In 2019 Henry convened a student choir called the “SWE Singers”. The idea is that students need to get up and away from their keyboards and do something different. The songs we sing are meant to be humourous, educational and fun and they all relate to software engineering and computer science. Henry is the main lyricist. The music arrangements have been done by Katie Cole who also coached and directed the choir rehearsals and performances. Here are some of our songs:
- This is Pachelbel’s canon. We sing its numeric intervals in binary!
- Joy of Compilation – This song is about coding. It is based on a traditional Australian folk tune.
- SWE Song – This song is about Software Engineering and Agile Processes
- Another performance of SWE Song
- Requirements! Requirements! – All software needs requirements!
- Domain Models
- Design Patterns
In 2020 Henry converted his songs to be played on the ukulele and delivered some streaming ukulele tutorials to students in his Software Engineering class. This has been his attempt to introduce some humour and light-heartedness into the delivery of online education during these stressful and anxious times of the covid19 pandemic. Some exemplars follow together with the ukulele sheet music!
- Java Compilation (a ukulele revisiting of Joy of Compilation)

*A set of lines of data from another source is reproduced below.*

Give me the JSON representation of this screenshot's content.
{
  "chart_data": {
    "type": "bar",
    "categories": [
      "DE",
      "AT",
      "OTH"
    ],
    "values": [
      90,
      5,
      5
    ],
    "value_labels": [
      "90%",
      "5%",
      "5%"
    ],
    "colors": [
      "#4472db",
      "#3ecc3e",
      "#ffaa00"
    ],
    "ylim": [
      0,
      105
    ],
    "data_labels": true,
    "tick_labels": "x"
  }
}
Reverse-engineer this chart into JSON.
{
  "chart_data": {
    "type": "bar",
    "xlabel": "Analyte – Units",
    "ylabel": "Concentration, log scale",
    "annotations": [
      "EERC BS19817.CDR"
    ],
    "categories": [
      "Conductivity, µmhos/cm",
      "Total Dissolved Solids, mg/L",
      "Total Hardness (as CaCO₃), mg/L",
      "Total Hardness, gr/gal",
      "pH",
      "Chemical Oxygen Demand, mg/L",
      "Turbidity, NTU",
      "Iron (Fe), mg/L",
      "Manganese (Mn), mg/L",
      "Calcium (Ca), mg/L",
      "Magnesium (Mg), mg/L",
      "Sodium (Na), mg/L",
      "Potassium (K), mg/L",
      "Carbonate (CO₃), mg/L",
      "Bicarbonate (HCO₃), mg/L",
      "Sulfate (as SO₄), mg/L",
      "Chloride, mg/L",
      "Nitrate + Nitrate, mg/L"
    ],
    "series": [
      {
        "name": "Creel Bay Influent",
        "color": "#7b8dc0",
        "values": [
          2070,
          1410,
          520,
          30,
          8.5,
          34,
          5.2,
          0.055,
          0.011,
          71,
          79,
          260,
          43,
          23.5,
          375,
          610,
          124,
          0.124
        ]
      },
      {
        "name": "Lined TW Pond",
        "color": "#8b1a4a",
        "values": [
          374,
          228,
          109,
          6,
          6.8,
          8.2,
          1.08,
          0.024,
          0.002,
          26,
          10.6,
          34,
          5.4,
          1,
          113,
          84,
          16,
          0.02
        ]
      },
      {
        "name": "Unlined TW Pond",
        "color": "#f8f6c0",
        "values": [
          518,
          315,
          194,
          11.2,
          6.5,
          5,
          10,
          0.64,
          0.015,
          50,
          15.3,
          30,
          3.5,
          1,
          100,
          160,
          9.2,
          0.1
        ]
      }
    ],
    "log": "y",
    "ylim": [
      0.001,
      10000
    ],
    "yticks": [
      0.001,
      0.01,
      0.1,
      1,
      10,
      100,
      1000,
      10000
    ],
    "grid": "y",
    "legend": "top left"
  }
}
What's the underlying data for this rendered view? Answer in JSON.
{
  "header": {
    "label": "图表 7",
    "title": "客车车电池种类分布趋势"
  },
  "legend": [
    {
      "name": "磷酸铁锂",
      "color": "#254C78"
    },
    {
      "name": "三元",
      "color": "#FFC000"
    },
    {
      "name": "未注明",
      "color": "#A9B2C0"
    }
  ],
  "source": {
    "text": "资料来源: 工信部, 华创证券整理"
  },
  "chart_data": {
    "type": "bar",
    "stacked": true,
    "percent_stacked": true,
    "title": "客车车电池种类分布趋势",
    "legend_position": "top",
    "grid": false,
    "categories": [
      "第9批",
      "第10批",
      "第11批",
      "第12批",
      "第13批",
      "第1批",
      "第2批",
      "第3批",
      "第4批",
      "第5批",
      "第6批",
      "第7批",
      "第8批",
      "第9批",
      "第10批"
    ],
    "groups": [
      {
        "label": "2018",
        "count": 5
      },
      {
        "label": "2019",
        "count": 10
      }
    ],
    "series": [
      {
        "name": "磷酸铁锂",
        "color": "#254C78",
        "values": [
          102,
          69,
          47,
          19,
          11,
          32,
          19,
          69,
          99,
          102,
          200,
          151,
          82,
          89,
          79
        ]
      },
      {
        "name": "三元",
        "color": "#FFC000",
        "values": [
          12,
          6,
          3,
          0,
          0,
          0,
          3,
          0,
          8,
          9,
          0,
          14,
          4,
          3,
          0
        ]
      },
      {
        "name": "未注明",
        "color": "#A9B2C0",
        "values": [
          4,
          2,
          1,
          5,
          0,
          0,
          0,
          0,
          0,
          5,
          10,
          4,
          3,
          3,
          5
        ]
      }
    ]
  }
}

- Ukulele sheet music for Java Compilation
- SWE Song
- Ukulele sheet music for SWE Song
- Ukulele sheet music for Requirements
- Domain Models
- Ukulele sheet music for Domain Models
Henry is an Honorary Associate Professor in the ANU School of Computing. He is a computer scientist (virtual reality; e-Science; scientific software; human computer interaction; computer music) and has an earlier background in computational plasma physics for nuclear fusion research. He has a BSc Hons (1979) and Dip. Comp. Stud. (1981) from University of Melbourne and PhD from ANU (1987). He has held academic positions at ANU and at the Max Plank Institute in Garching, Germany. He has been a visiting researcher at the CIEMAT institute in Madrid, Spain, the National Institute for Fusion Science, in Nagoya, Japan, and at the Courant Institute, in New York, USA. He is co-inventor of the Wedge virtual reality theatre and co-author of the monograph Design Patterns for e-Science (Springer, 2007) which illustrates the use of software engineering approaches to scientific software. He was a 1997 recipient of the Krell Institute award for contributions to undergraduate computational engineering and science education and he established and directed the world’s first graduate education program in e-Science from 2000 to 2004.